You could argue that Avignon guesthouse La Divine Comedie is as much an antique store as is a hotel – every room is brimming with curiosities and artwork installed to spark wonder and stop guests in their tracks.
The historic Provence mansion boasts the most extensive private garden in Avignon and has a chequered history that stretches back to the 14th century when the grounds hosted guests from the Pope’s entourage. (The Pope’s Palace is a stone’s throw from the mansion). La Divine Comédie is an assemblage of styles and periods spanning baroque, Provençal, Italian, Grand Siècle, and even Arabic inspirations from the 1700s to the present day.
After stints as a language centre and hosting the national French Culture radio station, the mansion was mostly abandoned by 2010 when Amaury de Villoutreys and interior designer Gilles Jauffret bought it.
The duo spent seven years restoring the building and its gardens, transforming bedrooms into five immersive suites that take guests on a journey through time and art history. Soothing colour palettes complement decadent antique furniture inside the rooms, dubbed Anatole, Aphrodite, Venice, Naples and Consu. There’s plenty of eccentricities, too, courtesy of a carousel horse on the landing and a giant elephant in the reception.

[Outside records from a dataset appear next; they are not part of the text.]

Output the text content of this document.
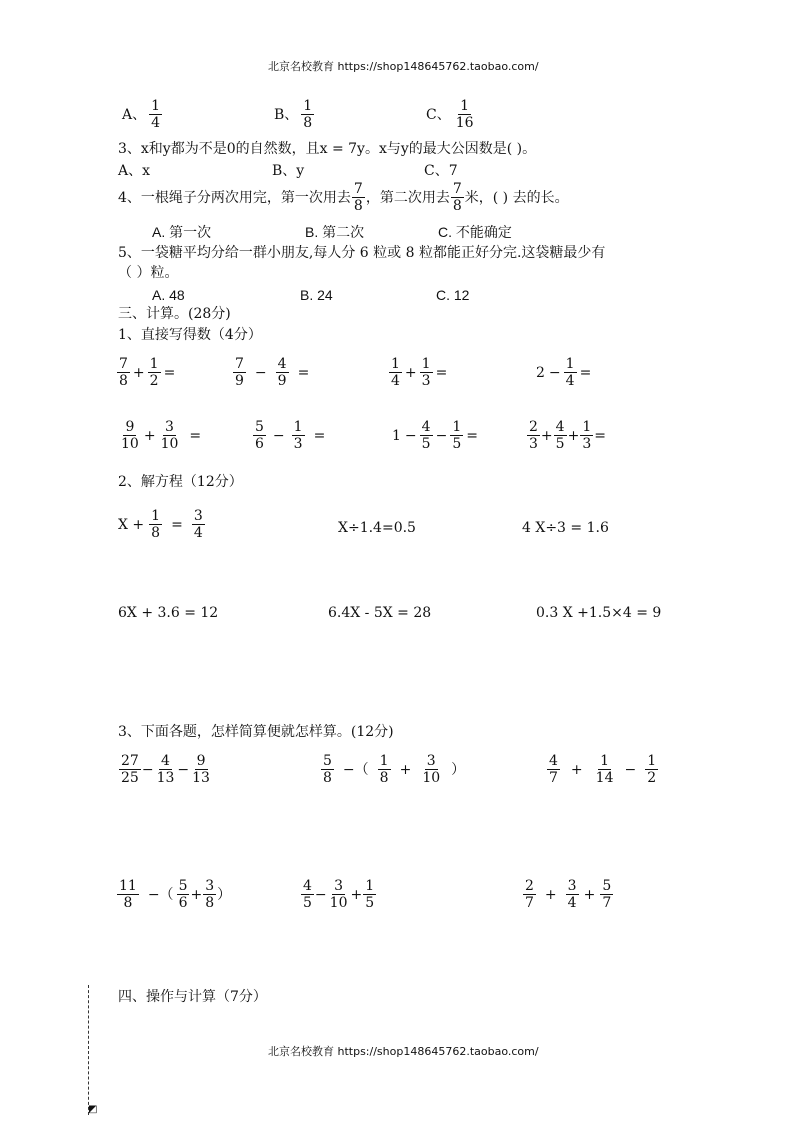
北京名校教育 https://shop148645762.taobao.com/
A、 $\frac{1}{4}$	B、 $\frac{1}{8}$	C、 $\frac{1}{16}$
3、x和y都为不是0的自然数，且x = 7y。x与y的最大公因数是( )。
A、x	B、y	C、7
4、一根绳子分两次用完，第一次用去 $\frac{7}{8}$ ，第二次用去 $\frac{7}{8}$ 米，( ) 去的长。
A. 第一次	B. 第二次	C. 不能确定
5、一袋糖平均分给一群小朋友,每人分 6 粒或 8 粒都能正好分完.这袋糖最少有
（ ）粒。
A. 48	B. 24	C. 12
三、计算。(28分)
1、直接写得数（4分）
$\frac{7}{8} + \frac{1}{2}$ =	$\frac{7}{9} - \frac{4}{9}$ =	$\frac{1}{4} + \frac{1}{3}$ =	$2 - \frac{1}{4}$ =
$\frac{9}{10} + \frac{3}{10}$ =	$\frac{5}{6} - \frac{1}{3}$ =	$1 - \frac{4}{5} - \frac{1}{5}$ =	$\frac{2}{3} + \frac{4}{5} + \frac{1}{3}$ =
2、解方程（12分）
$X + \frac{1}{8} = \frac{3}{4}$	X÷1.4=0.5	4 X÷3 = 1.6
6X + 3.6 = 12	6.4X - 5X = 28	0.3 X +1.5×4 = 9
3、下面各题，怎样简算便就怎样算。(12分)
$\frac{27}{25} - \frac{4}{13} - \frac{9}{13}$	$\frac{5}{8}$ −（ $\frac{1}{8} + \frac{3}{10}$ ）	$\frac{4}{7} + \frac{1}{14} - \frac{1}{2}$
$\frac{11}{8}$ −（ $\frac{5}{6} + \frac{3}{8}$ ）	$\frac{4}{5} - \frac{3}{10} + \frac{1}{5}$	$\frac{2}{7} + \frac{3}{4} + \frac{5}{7}$
四、操作与计算（7分）
◩
北京名校教育 https://shop148645762.taobao.com/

Over 200 paintings, engravings and etchings of Avignon hang in the boutique hotel’s salons and winter garden, though undeniably, the star of the show is the walled gardens – the main ‘room’ of La Divine Comedie, with wellness facilities, 15-metre pool and sculptures.
The Provence B&B is now available to book in its entirety or by suite via Patrice Besse from €350-€800 per night and can sleep 11 people.